The village of Girecht in southern Kerch had long been known for the purity and flavor of its grain, as well as the perfection of the beer made from its barley and hops. Each year when the leaves began to turn, the townspeople set long tables in the main square, hung the trees with lanterns, and welcomed guests from all over Kerch to fill their bellies with the town’s beer and fill Girecht’s coffers with their coin.

The next day, they would go to church to give thanks to Ghezen and their Saints. But one year, the townspeople had grown too merry in their celebrations, and the morning after the festival, they lay abed with headaches instead of going to pray. All but one child, a young boy named Emerens.

Now this child had been pious since his birth. He never cried on Saints’ days—except when the townspeople were late to services. Then he would bawl and howl, his shrill wail carrying over the rooftops and through every window, and nothing might soothe him until his parents and their neighbors went to church. On the morning after that very merry festival, Emerens knocked on every door, trying to rouse the citizens of Girecht, but all refused to answer.

Who can say if what came to pass next was merely bad luck or the hand of providence? Either way, a blight struck Girecht’s fields the following year, leaving the grain spotted and dying.

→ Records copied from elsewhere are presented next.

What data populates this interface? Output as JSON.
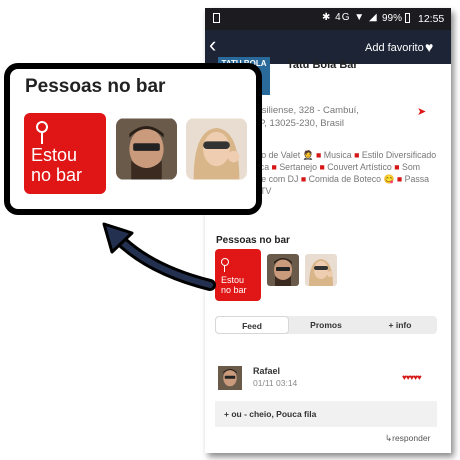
{
  "status_bar": {
    "network": "4G",
    "battery": "99%",
    "time": "12:55"
  },
  "header": {
    "back_icon": "chevron-left-icon",
    "favorite_label": "Add favorito",
    "heart_icon": "heart-icon"
  },
  "venue": {
    "logo_text": "TATU BOLA",
    "name": "Tatu Bola Bar",
    "address_line1": "Brasiliense, 328 - Cambuí,",
    "address_line2": "- SP, 13025-230, Brasil"
  },
  "features_text": [
    "Serviço de Valet",
    "Musica",
    "Estilo Diversificado de Música",
    "Sertanejo",
    "Couvert Artístico",
    "Som Ambiente com DJ",
    "Comida de Boteco",
    "Passa jogo na TV"
  ],
  "people": {
    "section_title": "Pessoas no bar",
    "estou_line1": "Estou",
    "estou_line2": "no bar"
  },
  "tabs": [
    {
      "label": "Feed",
      "active": true
    },
    {
      "label": "Promos",
      "active": false
    },
    {
      "label": "+ info",
      "active": false
    }
  ],
  "post": {
    "user": "Rafael",
    "time": "01/11 03:14",
    "rating_hearts": 5,
    "comment": "+ ou - cheio, Pouca fila",
    "reply_label": "↳responder"
  },
  "zoom": {
    "title": "Pessoas no bar",
    "estou_line1": "Estou",
    "estou_line2": "no bar"
  },
  "colors": {
    "accent": "#e11616",
    "navbar": "#1c2435"
  }
}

The villagers managed to cull enough untainted grain to fill four silos, enough for two years’ worth of festivals. They hung lanterns in the main square and set out long tables for feasting. But the next morning, they found that the western silo was a quarter empty. A search revealed ragged holes in the silo’s sides, where some of the grain had spilled out. One of the farmers climbed to the top of the silo, opened the hatch, and shrieked his horror, for the structure was full of rats, their hairy bodies and pink tails thrashing about as they gorged themselves.

The next day the eastern silo was found to have been infested, and the townspeople knew that the northern and southern silos would follow.

“What can we do?” they cried. “If we poison the rats, we’ll poison the grain and we will have no way to make beer for our festival.”